Selain itu, PIK 2 juga membuka lapangan kerja baru bagi tenaga kerja yang terdampak pemutusan hubungan kerja (PHK) serta pencari kerja baru.

“Dengan multiplier effect yang melibatkan berbagai industri, sektor properti berkontribusi 16% terhadap Produk Domestik Bruto (PDB) nasional dan menyerap sekitar 20 juta tenaga kerja. Jika PIK 2 terhambat, akan ada dampak serius pada ekonomi dan kesejahteraan masyarakat,” tegasnya.

Kepastian Hukum untuk Pengembang Properti

Kamal Azid juga menyoroti adanya tekanan politik yang disebutnya berpengaruh pada pencabutan Sertifikat Hak Guna Bangunan (SHGB) milik pengembang PIK 2. Ia menilai, kondisi ini bisa menimbulkan ketakutan dan ketidakpastian hukum bagi para pengembang properti lainnya.

“Padahal, dalam kampanye Pilpres, salah satu janji Prabowo-Gibran adalah membangun tiga juta rumah. Untuk itu, pemerintah harus memberikan kepastian hukum agar pengembang bisa berkontribusi dalam mencapai target tersebut,” ujarnya.

Properti: Sektor Vital bagi Perekonomian Indonesia

Selain menciptakan lapangan kerja, sektor properti juga menyumbang lebih dari 30% penerimaan pajak dan berkontribusi besar terhadap Pendapatan Asli Daerah (PAD). Bahkan, sektor ini berada di posisi keempat sebagai sektor dengan kontribusi investasi terbesar nasional.

“Jika pemerintah tidak mendukung pengembang seperti Agung Sedayu, dampaknya akan luas, dari penerimaan pajak hingga daya beli masyarakat yang menurun karena sulitnya akses terhadap perumahan,” tambahnya.

Harapan FSP BUMN untuk Pemerintah Prabowo

FSP BUMN Bersatu mendesak Presiden Prabowo Subianto untuk memberikan perlindungan terhadap proyek PIK 2 dan sektor properti secara keseluruhan. Kamal Azid menegaskan bahwa keputusan yang diambil pemerintah harus didasarkan pada pertimbangan ekonomi, bukan tekanan politik.

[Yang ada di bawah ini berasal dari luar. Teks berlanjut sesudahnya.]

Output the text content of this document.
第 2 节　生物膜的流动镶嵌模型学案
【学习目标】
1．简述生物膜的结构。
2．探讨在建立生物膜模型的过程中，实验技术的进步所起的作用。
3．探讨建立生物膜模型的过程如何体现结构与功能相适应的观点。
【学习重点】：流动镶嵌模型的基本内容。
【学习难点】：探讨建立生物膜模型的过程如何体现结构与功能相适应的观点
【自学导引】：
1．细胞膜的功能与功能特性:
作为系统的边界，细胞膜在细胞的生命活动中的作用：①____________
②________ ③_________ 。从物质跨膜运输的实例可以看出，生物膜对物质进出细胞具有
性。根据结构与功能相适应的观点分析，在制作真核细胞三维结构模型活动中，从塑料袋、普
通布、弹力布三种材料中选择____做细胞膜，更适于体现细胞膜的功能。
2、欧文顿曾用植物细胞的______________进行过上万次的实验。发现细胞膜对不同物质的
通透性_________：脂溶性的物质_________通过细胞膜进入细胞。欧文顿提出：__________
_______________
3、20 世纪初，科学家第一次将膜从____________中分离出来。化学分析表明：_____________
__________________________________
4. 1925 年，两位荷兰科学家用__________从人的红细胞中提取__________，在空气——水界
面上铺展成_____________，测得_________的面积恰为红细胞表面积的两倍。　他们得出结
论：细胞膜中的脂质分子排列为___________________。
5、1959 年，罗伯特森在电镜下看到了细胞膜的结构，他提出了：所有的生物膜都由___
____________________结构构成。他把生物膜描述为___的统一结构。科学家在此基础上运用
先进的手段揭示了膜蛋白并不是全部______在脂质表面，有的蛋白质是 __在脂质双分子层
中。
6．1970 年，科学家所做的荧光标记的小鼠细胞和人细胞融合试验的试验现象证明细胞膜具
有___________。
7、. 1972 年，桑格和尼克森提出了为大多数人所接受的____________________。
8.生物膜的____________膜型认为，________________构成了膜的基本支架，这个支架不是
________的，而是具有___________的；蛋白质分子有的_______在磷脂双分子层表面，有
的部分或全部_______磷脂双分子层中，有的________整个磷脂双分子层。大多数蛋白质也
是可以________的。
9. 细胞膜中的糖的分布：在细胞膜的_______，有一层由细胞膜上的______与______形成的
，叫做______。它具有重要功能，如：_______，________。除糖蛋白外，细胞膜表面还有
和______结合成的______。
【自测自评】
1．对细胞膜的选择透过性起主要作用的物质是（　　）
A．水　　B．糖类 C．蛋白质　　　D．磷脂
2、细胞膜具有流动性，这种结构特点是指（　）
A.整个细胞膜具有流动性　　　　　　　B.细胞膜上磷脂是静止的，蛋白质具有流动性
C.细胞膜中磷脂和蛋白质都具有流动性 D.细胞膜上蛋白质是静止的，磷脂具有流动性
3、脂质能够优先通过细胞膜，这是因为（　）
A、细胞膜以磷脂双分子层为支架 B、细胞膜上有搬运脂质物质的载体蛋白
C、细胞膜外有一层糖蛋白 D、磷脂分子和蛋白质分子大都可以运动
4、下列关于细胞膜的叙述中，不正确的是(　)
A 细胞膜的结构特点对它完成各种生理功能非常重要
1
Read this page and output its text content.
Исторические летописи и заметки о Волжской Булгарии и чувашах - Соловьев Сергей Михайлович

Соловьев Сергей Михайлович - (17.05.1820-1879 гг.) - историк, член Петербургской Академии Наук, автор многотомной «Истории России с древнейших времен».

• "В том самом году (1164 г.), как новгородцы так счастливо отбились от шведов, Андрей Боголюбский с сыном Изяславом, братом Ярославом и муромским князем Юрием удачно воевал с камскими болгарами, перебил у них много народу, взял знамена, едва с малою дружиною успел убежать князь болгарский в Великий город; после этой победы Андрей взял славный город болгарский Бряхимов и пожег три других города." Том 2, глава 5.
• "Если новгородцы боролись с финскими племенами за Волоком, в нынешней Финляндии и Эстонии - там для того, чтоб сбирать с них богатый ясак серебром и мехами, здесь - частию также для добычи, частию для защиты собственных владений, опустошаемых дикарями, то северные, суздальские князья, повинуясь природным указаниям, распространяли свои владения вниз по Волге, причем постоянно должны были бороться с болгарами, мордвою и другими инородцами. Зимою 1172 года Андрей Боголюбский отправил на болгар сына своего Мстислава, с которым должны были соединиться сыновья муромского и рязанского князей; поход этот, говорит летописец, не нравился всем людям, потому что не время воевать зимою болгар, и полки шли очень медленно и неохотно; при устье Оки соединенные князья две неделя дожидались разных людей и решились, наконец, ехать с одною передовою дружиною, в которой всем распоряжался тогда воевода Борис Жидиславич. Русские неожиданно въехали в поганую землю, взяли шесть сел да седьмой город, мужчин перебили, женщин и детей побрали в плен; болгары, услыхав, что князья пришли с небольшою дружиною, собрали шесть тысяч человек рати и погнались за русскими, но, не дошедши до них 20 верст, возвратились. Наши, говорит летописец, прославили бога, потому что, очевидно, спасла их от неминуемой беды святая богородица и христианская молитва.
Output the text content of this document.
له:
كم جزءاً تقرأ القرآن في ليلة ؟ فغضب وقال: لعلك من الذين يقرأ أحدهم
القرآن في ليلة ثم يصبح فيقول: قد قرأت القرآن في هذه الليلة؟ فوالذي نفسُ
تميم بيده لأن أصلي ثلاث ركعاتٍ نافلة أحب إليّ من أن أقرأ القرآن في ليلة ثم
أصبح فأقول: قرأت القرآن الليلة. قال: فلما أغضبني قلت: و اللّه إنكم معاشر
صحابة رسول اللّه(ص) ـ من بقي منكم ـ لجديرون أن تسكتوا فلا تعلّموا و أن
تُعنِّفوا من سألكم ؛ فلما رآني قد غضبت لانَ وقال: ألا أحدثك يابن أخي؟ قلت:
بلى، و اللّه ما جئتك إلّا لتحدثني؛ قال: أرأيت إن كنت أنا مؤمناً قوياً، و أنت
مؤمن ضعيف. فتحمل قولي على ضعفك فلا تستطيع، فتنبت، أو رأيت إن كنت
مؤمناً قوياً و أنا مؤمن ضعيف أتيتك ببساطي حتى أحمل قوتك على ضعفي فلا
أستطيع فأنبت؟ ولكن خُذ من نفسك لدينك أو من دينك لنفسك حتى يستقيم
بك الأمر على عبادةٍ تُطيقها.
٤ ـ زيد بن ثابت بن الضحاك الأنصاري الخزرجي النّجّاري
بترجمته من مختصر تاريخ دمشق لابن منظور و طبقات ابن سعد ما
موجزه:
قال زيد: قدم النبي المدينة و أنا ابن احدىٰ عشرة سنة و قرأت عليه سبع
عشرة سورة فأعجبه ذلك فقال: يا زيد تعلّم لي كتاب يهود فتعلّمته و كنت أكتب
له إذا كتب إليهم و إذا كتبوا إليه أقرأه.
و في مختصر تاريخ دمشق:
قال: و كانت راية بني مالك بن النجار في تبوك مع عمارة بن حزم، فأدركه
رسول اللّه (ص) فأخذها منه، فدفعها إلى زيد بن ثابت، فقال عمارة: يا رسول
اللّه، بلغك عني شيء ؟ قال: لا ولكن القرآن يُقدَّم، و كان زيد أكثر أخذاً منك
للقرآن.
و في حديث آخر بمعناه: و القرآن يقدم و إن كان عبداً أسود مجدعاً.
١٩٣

“Sektor properti adalah pilar penting dalam pembangunan nasional. Pemerintah harus memberikan kepastian hukum dan mendukung pengembang yang berkontribusi pada pertumbuhan ekonomi, penciptaan lapangan kerja, serta peningkatan kesejahteraan masyarakat,” pungkasnya.

Proyek Pantai Indah Kapuk 2 (PIK 2) memiliki peran strategis dalam mendukung target pertumbuhan ekonomi 8% yang dicanangkan pemerintahan Prabowo-Gibran. Dengan dampak terhadap 185 sektor industri, penciptaan lapangan kerja, serta kontribusi besar terhadap PDB dan penerimaan pajak, proyek ini perlu mendapat dukungan penuh dari pemerintah agar dapat berjalan sesuai rencana tanpa hambatan politik atau regulasi.